Michael Abrams was still a significant shareholder in AnorMED - a company he co-founded - when it was bought for US$584 million by Genzyme Corp. in 2006. "It was a good financial outcome for me," said Abrams, who today sits on the boards of B.C. firms Migenix Inc. and Tekmira Pharmaceuticals Corp. (TSX:TKM), as well as Indel Therapeutics, a spinoff from the University of British Columbia. Abrams has held onto the gains from his stake in AnorMED for a future investment into a new startup that he and two other senior managers of AnorMED are developing. "A big success factor in [biotech companies] is the ability to at least know your colleagues."
Since the acquisition of Aspreva last year, Michael Hayden, an Aspreva founder, has continued his work as director of UBC's Centre for Molecular Medicine and Therapeutics.
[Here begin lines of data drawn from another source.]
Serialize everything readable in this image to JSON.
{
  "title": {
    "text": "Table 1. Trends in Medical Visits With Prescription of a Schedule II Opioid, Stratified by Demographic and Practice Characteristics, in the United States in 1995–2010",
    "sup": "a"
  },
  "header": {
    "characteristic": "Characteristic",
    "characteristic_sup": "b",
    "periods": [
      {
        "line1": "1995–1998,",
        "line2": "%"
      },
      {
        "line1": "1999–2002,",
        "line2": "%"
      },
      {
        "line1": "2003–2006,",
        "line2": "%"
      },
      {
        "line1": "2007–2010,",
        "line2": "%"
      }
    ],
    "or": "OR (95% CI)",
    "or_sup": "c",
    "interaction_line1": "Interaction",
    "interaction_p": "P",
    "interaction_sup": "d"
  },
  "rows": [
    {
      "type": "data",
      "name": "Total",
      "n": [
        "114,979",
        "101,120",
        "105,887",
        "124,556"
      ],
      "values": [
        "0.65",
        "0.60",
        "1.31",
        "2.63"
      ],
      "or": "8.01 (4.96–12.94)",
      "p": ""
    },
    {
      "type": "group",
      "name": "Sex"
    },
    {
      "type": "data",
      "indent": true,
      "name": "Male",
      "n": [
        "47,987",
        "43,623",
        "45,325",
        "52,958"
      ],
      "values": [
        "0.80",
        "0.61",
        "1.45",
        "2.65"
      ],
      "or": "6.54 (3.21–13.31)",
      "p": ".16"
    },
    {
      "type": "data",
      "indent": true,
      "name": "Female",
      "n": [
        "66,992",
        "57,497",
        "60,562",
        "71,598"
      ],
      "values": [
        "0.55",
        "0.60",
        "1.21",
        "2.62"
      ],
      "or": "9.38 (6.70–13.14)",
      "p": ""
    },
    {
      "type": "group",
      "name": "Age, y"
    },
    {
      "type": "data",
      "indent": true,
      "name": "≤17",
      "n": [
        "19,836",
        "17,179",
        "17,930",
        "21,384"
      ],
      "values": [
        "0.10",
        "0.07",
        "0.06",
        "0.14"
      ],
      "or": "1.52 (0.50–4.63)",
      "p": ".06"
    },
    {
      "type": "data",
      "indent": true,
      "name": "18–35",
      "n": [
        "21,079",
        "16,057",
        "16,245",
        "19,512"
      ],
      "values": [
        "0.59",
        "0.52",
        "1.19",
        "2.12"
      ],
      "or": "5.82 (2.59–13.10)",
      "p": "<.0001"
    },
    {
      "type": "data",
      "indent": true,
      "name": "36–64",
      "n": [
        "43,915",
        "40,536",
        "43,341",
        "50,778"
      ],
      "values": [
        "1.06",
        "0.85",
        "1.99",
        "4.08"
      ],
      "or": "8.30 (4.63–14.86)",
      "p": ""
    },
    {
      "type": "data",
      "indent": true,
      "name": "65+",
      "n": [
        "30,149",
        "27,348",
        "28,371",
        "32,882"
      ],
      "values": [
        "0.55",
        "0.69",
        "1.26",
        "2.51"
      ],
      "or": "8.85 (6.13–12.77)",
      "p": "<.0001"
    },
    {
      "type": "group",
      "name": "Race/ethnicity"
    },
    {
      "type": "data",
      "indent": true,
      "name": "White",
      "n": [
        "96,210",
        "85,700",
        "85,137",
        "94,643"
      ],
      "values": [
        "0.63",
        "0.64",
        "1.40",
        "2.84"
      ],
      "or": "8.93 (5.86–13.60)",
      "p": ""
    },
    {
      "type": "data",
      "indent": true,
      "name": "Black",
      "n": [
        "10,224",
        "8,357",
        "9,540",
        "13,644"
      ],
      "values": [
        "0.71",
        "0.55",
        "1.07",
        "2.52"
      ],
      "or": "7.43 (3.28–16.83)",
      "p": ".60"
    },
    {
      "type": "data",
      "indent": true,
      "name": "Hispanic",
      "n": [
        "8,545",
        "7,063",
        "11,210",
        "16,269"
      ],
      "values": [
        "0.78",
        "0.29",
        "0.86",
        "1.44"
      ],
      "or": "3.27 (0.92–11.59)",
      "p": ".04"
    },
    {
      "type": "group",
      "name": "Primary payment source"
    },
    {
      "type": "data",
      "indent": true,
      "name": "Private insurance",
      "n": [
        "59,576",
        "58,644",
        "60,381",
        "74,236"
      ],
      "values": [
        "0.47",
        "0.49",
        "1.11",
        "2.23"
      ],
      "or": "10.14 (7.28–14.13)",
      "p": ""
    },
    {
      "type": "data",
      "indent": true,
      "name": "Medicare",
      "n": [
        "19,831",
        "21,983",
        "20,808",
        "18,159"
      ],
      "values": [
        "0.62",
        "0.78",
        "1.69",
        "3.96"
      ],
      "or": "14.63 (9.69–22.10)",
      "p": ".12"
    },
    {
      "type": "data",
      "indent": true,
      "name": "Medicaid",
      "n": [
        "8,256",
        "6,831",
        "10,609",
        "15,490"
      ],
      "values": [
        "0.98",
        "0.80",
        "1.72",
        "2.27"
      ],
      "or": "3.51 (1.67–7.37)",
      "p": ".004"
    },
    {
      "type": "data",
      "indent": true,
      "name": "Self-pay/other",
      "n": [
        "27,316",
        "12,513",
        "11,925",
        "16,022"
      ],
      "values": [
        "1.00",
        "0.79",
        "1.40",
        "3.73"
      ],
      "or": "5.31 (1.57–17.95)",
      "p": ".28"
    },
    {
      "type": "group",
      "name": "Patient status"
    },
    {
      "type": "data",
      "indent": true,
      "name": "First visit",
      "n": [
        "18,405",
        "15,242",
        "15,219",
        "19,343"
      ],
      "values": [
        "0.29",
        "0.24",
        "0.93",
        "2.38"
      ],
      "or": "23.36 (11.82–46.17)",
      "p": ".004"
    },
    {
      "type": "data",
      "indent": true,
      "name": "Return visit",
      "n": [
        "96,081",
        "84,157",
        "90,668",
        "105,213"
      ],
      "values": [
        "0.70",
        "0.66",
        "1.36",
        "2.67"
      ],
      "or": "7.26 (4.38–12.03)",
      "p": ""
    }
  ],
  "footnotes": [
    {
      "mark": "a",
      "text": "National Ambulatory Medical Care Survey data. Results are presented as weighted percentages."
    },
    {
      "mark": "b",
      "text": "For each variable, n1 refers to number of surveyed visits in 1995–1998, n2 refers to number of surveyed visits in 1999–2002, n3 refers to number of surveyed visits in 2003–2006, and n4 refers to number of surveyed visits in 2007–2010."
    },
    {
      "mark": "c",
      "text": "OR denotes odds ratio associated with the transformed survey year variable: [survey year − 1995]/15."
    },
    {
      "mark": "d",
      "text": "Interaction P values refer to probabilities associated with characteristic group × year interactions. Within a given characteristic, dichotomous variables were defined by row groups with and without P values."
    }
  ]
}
Hayden believes that B.C.'s biotech community has to have a broader vision of success if the industry is to remain sustainable here.
"We need to find a way so that these deals are not only celebrated by shareholders, but the community in which we live," said Holler, who is also a founder and CSO of Burnaby's reputable Xenon Pharmaceuticals.
Hayden noted that Aspreva has not maintained the large presence in the biotech community that it had prior to being acquired by a Swiss firm last year for US$915 million. "To that, I would say Aspreva failed," he said. "[It is] still here, but the question is for how long." Added Hayden: "Success should be measured against the benefits to patients that we seek to serve, the community in which we find ourselves and the country in which we live."